Furthermore, the use of random selection for the surgical cases is not suitable in this study due to the implementation of specific case selection criteria. The selection criteria aim to provide medical students with targeted learning opportunities to recognize HF through the review of surgical cases. The selection process is designed to ensure that the chosen cases offer valuable educational experiences and align with the intended learning objectives. Further details about the case selection are discussed in the later section dedicated to the systematic procedure for surgical case selection.

Prior to implementing the 3 × 2 factorial study design, a pilot study was conducted using a 3-arm study design. In this preliminary investigation, participants were asked to determine the presence or absence of HF before intervention access and then reassess the same surgical case after intervention access. However, this study design demonstrated an “anchoring effect,” where participants tended to adhere to their initial clinical judgment. Therefore, it underestimated the effectiveness of the intervention. Consequently, the decision was made to adopt the 3 × 2 factorial design to overcome this limitation and provide a more accurate evaluation of the effectiveness of interventions.

Interventions: ML_DR, ML_IR, and EB References

In order to measure the effectiveness of AI and guideline-based educational methods with 3 distinct interventions, the interventions need to provide essential information specific to the methods to enhance the ability to accurately recognize HF using patient data from the EHR.

The essential information is consolidated into a single reference page, which compiles risk factors associated with HF and method-specific recommendations (eg, HF yes or no, risk scores) to augment medical students’ ability to recognize HF accurately. The risk factors are categorized into nine sections based on consultations with HF experts to improve the readability and comprehensibility of the interventions. These sections include (1) signs and symptoms, (2) past HF history, (3) past medical history, (4) surgical history, (5) medications, (6) physical exams, (7) test labs, (8) imaging or studies, and (9) ECG. A detailed description of the risk factors within each section can be found in Multimedia Appendix 2.

During the posttest phase, the intervention, represented by the reference page, is available to medical students who completed the first 10 surgical cases using only their clinical judgment during the pretest. In the posttest, the reference page is accessible through an ML or EB reference tab (6) in Figure 1 and can be accessed at any time while medical students review a surgical case. Further information about developing the ML model used in ML reference is included in Multimedia Appendix 3, and the details of the intervention differences are outlined as follows.

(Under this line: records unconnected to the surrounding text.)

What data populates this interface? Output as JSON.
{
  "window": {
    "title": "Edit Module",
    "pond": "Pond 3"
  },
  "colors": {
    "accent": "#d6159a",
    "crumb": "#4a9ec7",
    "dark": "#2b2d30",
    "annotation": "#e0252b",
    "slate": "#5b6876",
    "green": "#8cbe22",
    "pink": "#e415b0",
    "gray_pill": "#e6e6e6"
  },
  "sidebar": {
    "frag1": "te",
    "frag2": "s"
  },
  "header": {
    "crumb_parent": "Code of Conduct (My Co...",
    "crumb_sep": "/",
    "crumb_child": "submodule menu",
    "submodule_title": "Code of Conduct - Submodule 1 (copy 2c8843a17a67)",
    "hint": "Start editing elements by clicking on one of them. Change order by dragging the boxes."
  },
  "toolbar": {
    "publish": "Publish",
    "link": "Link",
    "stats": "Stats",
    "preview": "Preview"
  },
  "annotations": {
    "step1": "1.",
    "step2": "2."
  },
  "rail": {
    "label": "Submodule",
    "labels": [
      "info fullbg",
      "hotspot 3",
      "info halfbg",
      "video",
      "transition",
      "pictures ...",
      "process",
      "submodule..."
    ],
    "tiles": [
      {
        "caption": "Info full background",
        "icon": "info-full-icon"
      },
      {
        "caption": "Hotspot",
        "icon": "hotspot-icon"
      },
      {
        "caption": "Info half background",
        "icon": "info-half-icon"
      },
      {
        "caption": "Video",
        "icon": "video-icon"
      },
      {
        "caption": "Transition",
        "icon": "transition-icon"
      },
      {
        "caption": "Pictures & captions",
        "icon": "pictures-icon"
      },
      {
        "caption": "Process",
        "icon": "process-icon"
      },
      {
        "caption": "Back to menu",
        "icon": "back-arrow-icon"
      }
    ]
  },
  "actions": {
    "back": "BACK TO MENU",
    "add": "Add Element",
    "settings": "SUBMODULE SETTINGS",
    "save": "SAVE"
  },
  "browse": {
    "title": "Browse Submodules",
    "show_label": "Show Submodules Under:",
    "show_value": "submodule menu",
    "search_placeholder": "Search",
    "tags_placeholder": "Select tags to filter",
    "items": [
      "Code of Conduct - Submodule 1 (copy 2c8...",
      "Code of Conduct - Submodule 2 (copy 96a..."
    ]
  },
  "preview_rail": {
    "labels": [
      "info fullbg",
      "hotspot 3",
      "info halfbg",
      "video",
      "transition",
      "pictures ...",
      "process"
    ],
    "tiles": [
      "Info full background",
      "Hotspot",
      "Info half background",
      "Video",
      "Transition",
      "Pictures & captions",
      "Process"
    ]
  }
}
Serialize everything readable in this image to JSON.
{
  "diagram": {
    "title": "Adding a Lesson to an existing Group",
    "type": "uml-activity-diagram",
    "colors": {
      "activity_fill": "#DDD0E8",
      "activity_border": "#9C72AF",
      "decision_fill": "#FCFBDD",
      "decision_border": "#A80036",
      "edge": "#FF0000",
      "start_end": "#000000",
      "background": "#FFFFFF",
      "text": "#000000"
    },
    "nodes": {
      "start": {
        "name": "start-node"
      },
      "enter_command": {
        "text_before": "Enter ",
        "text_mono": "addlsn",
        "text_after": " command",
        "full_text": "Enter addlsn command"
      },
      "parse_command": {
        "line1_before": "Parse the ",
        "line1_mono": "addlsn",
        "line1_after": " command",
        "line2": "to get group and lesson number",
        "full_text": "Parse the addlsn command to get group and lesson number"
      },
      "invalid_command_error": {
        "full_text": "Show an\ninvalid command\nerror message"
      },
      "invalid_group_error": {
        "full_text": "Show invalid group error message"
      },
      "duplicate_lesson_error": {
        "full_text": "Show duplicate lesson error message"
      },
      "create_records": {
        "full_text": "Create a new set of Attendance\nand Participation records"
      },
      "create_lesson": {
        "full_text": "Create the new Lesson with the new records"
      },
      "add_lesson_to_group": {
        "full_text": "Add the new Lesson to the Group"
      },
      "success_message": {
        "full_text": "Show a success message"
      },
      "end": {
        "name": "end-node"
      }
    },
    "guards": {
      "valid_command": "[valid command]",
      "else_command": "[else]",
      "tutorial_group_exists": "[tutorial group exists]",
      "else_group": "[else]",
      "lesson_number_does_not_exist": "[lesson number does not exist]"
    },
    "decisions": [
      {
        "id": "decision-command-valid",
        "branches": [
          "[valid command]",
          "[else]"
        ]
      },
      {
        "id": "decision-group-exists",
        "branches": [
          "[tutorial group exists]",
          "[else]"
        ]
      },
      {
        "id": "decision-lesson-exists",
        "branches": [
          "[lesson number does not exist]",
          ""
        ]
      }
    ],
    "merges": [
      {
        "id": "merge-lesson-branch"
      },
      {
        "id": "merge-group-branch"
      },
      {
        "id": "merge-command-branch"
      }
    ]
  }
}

**Figure 1.** A web-based educational tool to review surgical cases, including (1) demographics (top left), (2) surgical case information (top middle), (3) preoperative vitals (top right), (4) subject domains (left side), (5) EHR data of a subject domain (center), (6) ML and EB intervention (left bottom). The intervention tab is only available during the posttest. After reviewing surgical cases, answer survey questions by clicking the (7) “TAKE QUIZ” button. EB: evidence based; EHR: electronic health record; ML: machine learning.

ML_DR Reference

The ML_DR reference provides a direct recommendation (DR), which is an output from the ML algorithm in the form of the presence or absence of HF, a dichotomous response. To achieve this, an optimal threshold is set to discriminate between positive and negative cases based on the estimated HF probability. The threshold configuration is critical in determining the sensitivity and specificity of the system. In this study, the optimal threshold was determined to be 38% based on the assumption that sensitivity and specificity are equally important. The ML_DR reference includes a brief explanation of the dichotomous recommendation, such as “this patient has a 98% chance of having HF, which is above the 38% threshold,” to allow medical students to incorporate this into their clinical decision-making. It is important to note that the diagnosis of HF is a complex process that requires a thorough examination, and ML_DR reference offers a simple and efficient method to recommend the presence or absence of HF to medical students, along with a justification of the recommendation. The screenshot of ML_DR reference is in Multimedia Appendix 4.

ML_IR Reference

ML_IR reference offers an indirect recommendation (IR), which is a proxy of carrying HF risk, using the area under the receiver operating characteristic (AUROC), which comprises the true-positive rate (TPR) and false-positive rate (FPR). The AUROC plot, with TPR and FPR plotted along its axes, provides a comprehensive view of the model’s performance across various thresholds. In contrast to ML_DR reference, which is limited to a single threshold, ML_IR reference shows the position of TPR and FPR on the AUROC plot when the threshold is defined as the predicted probability of HF for individual cases. For example, in the case of a surgical case with a high predicted HF probability, ML_IR reference displays the corresponding TPR or FPR position on the AUROC plot, reflecting a high-level threshold equivalent to the predicted HF probability. This approach enables medical students to examine surgical cases with different TPR and FPR positions on the AUROC plot, thereby avoiding a decision bias toward a single threshold. The screenshot of ML_IR reference is in Multimedia Appendix 5. In short, ML_DR and ML_IR references adopt 2 distinct approaches to present direct and indirect recommendations to medical students while using the same underlying ML model.

EB Reference

The third intervention, EB reference, includes risk factors described in HF guidelines [42,43] and shows the presence or absence of these risk factors explicitly documented in EHR and clinical experts’ impressions while reviewing the case from EHR. In our previous study [40], the 20 surgical cases were adjudicated by a consensus panel of HF experts (cardiologists, cardiac anesthesiologists, and critical care physicians) who indicated the explicit documentation of the risk factors in EHR as well as their impression of presence or absence of the risk factors. Unlike the risk factors from EHR data in ML references, this intervention uses the highest-quality evidence in the medical literature from various clinical studies and a consensus of domain experts to incorporate evidence-based practice into HF diagnostic recommendations. Further, because the HF recommendations in the guidelines [42,43] are intended to provide evidence-based recommendations for health care practitioners, they are presented in a way that is easy to understand and acceptable for clinicians. As such, the risk factors related to heart diseases are incorporated into medical education and training, resulting in less friction in clinical reasoning and decision-making. The screenshot of the EB reference is in Multimedia Appendix 6.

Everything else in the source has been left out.